Diamond to perform interfaith weddings with TOL-OLS backing
After months of consideration, Tree of Life-Or L’Simcha’s Rabbi Chuck Diamond, with the backing of his congregation, has decided to perform interfaith weddings.
His first such wedding is set for Aug. 31, 2014.
“It wasn’t an easy decision for me,” Diamond told the Chronicle. “I’m doing it because I think I’m in a position to do it and I think I can have an impact.”
Though he identifies as a Conservative rabbi, Diamond is no longer a member of the Rabbinical Assembly, the umbrella group of Conservative rabbis, which is opposed to interfaith weddings.
“The Conservative movement, I think, struggles with this issue,” Diamond said in an interview. “Basically, the policy is to try to be as welcoming as possible before the wedding, and welcoming as possible after the wedding, but for that particular day it’s ‘well, sorry we can’t be involved.’ I think that’s a policy that’s doomed for failure.
“The Rabbinical Assembly is clear that if you participate in an interfaith wedding, that those are grounds for expulsion,” he added. “Being that I’m not a member of the Rabbinical Assembly, I’m in a special position again where I think I can act.

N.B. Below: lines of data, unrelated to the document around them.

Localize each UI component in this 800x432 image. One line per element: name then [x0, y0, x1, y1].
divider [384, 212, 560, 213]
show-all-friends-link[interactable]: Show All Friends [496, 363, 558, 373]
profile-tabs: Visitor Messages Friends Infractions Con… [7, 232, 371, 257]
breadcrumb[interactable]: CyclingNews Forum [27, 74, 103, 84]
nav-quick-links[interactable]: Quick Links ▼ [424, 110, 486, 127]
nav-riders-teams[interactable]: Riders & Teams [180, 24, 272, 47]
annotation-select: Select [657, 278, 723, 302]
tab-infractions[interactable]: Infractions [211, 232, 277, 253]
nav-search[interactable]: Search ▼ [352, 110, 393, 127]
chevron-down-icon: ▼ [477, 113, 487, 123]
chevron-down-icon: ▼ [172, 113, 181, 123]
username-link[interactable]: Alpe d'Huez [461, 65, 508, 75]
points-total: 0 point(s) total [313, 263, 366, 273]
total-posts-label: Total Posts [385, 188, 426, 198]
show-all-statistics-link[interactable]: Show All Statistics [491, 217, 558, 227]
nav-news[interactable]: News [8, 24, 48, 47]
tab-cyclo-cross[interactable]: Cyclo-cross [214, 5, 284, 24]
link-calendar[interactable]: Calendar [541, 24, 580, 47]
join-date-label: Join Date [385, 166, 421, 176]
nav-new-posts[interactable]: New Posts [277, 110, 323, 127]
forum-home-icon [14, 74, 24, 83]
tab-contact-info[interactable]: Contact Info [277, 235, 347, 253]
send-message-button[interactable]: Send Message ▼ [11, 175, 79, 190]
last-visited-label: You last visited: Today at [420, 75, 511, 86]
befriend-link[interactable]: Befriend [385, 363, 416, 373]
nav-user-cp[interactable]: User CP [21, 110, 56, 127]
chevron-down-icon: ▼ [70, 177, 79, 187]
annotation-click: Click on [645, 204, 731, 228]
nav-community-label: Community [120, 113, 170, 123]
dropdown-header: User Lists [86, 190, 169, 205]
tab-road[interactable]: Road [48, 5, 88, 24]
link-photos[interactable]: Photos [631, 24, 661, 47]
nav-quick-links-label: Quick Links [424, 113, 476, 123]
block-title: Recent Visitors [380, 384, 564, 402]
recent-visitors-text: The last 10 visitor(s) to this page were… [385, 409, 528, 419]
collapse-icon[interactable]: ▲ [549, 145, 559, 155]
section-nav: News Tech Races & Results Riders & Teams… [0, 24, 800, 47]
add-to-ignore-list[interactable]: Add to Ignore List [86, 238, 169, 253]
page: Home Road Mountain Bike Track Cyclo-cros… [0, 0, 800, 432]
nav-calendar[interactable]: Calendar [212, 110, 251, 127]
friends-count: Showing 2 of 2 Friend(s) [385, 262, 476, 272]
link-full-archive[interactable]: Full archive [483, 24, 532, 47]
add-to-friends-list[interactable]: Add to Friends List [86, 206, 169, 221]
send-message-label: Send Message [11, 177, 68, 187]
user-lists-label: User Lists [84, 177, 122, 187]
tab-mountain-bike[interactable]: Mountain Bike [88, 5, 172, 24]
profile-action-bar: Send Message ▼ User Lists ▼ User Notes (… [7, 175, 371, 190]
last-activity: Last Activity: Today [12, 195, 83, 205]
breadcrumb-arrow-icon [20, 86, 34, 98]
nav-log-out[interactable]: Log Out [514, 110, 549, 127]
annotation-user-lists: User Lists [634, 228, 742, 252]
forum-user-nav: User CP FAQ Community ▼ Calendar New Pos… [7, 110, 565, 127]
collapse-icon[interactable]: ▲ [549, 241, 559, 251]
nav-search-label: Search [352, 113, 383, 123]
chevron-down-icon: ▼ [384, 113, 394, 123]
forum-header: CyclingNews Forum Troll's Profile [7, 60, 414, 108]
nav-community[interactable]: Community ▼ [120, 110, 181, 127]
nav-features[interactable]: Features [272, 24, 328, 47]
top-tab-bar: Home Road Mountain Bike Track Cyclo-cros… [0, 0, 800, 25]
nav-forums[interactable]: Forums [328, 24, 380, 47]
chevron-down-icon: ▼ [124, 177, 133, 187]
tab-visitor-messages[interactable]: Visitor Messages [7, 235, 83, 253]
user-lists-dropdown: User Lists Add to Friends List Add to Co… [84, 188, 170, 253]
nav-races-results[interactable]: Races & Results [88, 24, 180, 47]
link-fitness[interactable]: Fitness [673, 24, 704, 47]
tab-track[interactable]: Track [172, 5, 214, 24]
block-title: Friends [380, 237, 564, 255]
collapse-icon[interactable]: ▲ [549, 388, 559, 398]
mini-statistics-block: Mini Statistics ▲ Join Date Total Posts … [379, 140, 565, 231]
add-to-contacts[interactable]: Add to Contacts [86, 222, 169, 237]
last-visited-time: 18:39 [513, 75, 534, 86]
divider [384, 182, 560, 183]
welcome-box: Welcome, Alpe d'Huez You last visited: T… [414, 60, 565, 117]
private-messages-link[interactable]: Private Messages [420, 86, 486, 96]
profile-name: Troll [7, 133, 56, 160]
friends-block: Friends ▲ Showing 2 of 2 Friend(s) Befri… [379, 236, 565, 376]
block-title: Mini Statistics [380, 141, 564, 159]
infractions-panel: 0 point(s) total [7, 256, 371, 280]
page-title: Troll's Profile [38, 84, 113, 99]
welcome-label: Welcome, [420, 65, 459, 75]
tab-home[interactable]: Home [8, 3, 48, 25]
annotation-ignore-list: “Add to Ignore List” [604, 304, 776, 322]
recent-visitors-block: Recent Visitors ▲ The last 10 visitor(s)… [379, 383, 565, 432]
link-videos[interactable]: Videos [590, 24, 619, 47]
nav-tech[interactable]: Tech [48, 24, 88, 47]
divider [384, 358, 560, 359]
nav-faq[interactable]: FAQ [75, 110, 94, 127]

I don’t have to worry about being kicked out of an organization I don’t belong to.”
Stressing that he won’t be a rabbi for hire, Diamond said he would only perform weddings for couples who agree to raise their children Jewish and keep a Jewish home.
And he intends to serve interfaith families within his own congregation, though he would consider officiating for couples referred to him by his colleagues.
“The final decision in terms of participation is at my discretion of course,” he said.
There are approximately 400 families at Tree of Life-Or L’Simcha, Diamond said. “We have a lot of people who have been touched by this. … There were a lot of people whose kids were married outside the faith or people themselves, so it’s touched a lot of families.”
One year ago, Diamond said he wasn’t prepared to take this step, but that was before he traveled to Ukraine and Israel on a Jewish Federations of North America rabbinic mission. He visited Babi Yar, where thousands of Jews were shot to death and heard in Israel how thousands more from the former Soviet Union were struggling for acceptance as Jews.
Those encounters affected him, he said, as did a statement by Israeli President Shimon Peres: “It is not important that your grandparents are Jewish, but more important that your grandchildren are Jewish.”
“That quote resonated within me and led me to start thinking about the reality that we face here at home,” Diamond said.
He was referring to the high intermarriage rate among Jews, which, as gauged by the Pew survey, stands at 58 percent.
Diamond said he is not alone in this move. “Tree of Life-Or L’Simcha and I are going down this path together.”
According to Michael Eisenberg, president of the congregation, Diamond announced during his Yom Kippur sermon this year that he was prepared to begin interfaith weddings — an announcement his congregants busily discussed at a kallah following the morning service.
The response, he said, was overwhelmingly positive. Some members, who had dealt with interfaith marriage in their own families, were in tears, he recalled.
He said the executive committee and board of trustees have since approved Diamond’s decision.
“We’re looking to do what’s best for our congregants,” Eisenberg said, “to keep the next generation Jewish.”
Diamond said he’s still working through the details of an interfaith wedding — what he can and cannot do — while talking with the couples he’s agreed to marry about what their ceremonies would look like.
But he already has a few ideas.
“It’s Jewish style ceremony,” he said. “What does that mean? They’re not being married according to the laws of Moses and Israel, but they could do the chupah. The chupah is the symbol of their future Jewish home together, which they have committed to having.”
“I see it right now as fluid,” he said of the process. “This is new to me and the congregation. We’ll see how it goes and make whatever changes we think we need to make.”
His first interfaith wedding will be for Heather Friedland and Michael Barto. The couple has been dating for three years.
“My mother and I approached Rabbi Chuck to ask if there was any way that he would consider performing an interfaith marriage,” Friedland, who grew up at Tree of Life, said in an emailed response to the Chronicle. “Originally, I thought, as well as heard from others, that there was no way that he would do it. My mom thought we should ask just in case. We were so excited when the rabbi told us that he would consider it.”
Had Diamond turned down their request, “we probably would have attempted to find a Reform rabbi,” Friedland said. “In the worst case scenario, we would have been married by a nondenominational officiator.
“In my opinion, this would have been extremely detrimental, not only to my fiance and myself, but to my extended family and our future family as well,” she added. “We would have had to leave my family and TOL and attempt to find a Reform synagogue on our own. This could have possibly caused us to become disconnected from my parents and siblings and force our future children to belong to a separate congregation. I would have felt alienated and hurt.”
She called Diamond’s decision to perform the ceremony “open minded,” which will now “allow us to stay connected to my home synagogue as we prepare to engage in many simchas such as getting married and raising our children.”